A hard border between Northern Ireland and the Republic would be damaging to the NI construction sector, according to new research by the Federation of Master Builders (FMB). 

Key findings from the research include:

• Over half of construction SMEs in NI said a hard border between NI and the Republic would have a negative impact on purchasing products and materials from the Republic;

• Almost half of NI construction SMEs purchase building materials or products from the Republic and almost one third employ people who are based across the border;

• Just under 40% of construction SMEs in NI said a hard border between NI and the Republic would have a negative impact on their ability to employ people from across the border; 

• One in three NI builders have had their margins squeezed on projects since the depreciation of sterling following the EU referendum due to its impact on material prices;

• Almost a quarter of NI construction SMEs have said the depreciation of sterling has threatened the financial well-being of their business following the EU referendum. 

Brian Berry, Chief Executive of the FMB, said: “Our research clearly shows that a hard border between Northern Ireland and the Republic would dampen growth among construction SMEs. What we’re calling for today is a return to the pre-1973 arrangement that saw the free movement of people between the UK and Ireland. There are more than 200 roads that criss-cross between NI and the Republic and up to 35,000 people commute from one side to the other every day. Your typical NI construction firm transports materials, products and labour from the Republic into Northern Ireland on a regular basis and anything that interferes with their ability to do that quickly and easily must be dealt with sensitively. Indeed, almost one third of NI construction firms employ people who are based across the border and over half think a hard border would have a negative impact on purchasing products and materials from the Republic.”

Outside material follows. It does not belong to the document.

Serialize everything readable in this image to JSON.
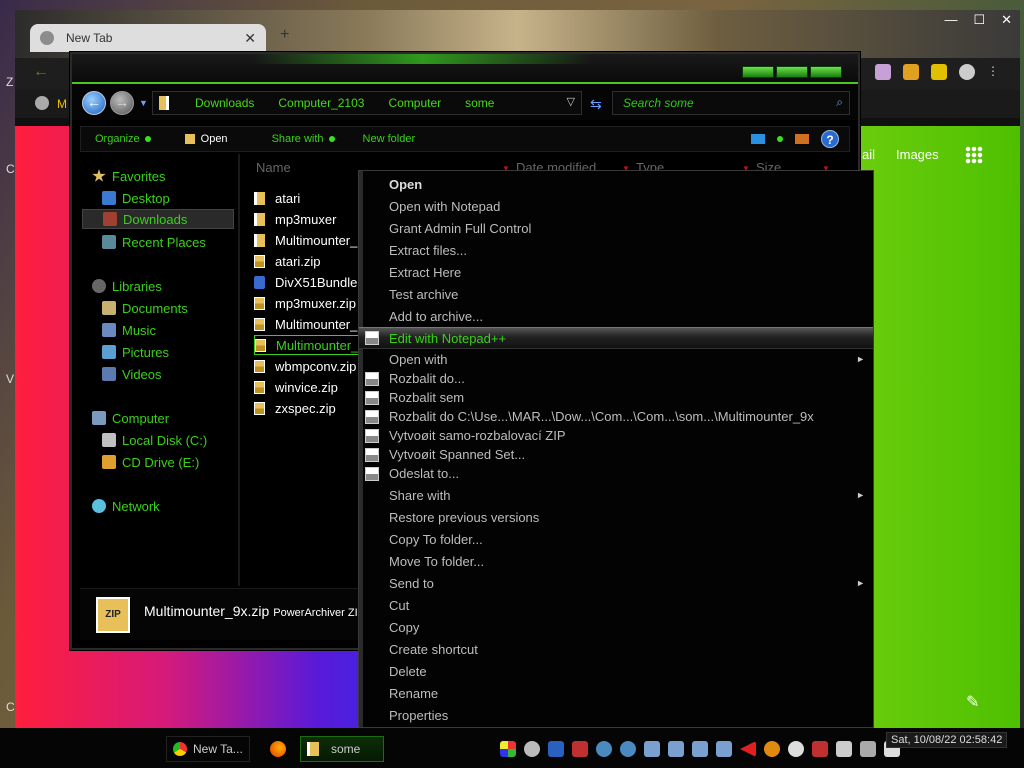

Berry concluded: “Brexit is already making its presence felt in Northern Ireland with builders feeling the pinch since material prices have risen following the depreciation of sterling after the EU referendum. Indeed, more than a third of NI builders have reported that their margins have been squeezed since the EU vote last summer. Let’s remember that the construction industry is central to the health of the NI economy. The construction sector employs around 65,000 people and has an output of £2.4bn per annum in NI alone. Furthermore, it’s an enabling industry as without it, we won’t be able to deliver the new homes, roads, schools and hospitals that Northern Ireland so desperately needs.”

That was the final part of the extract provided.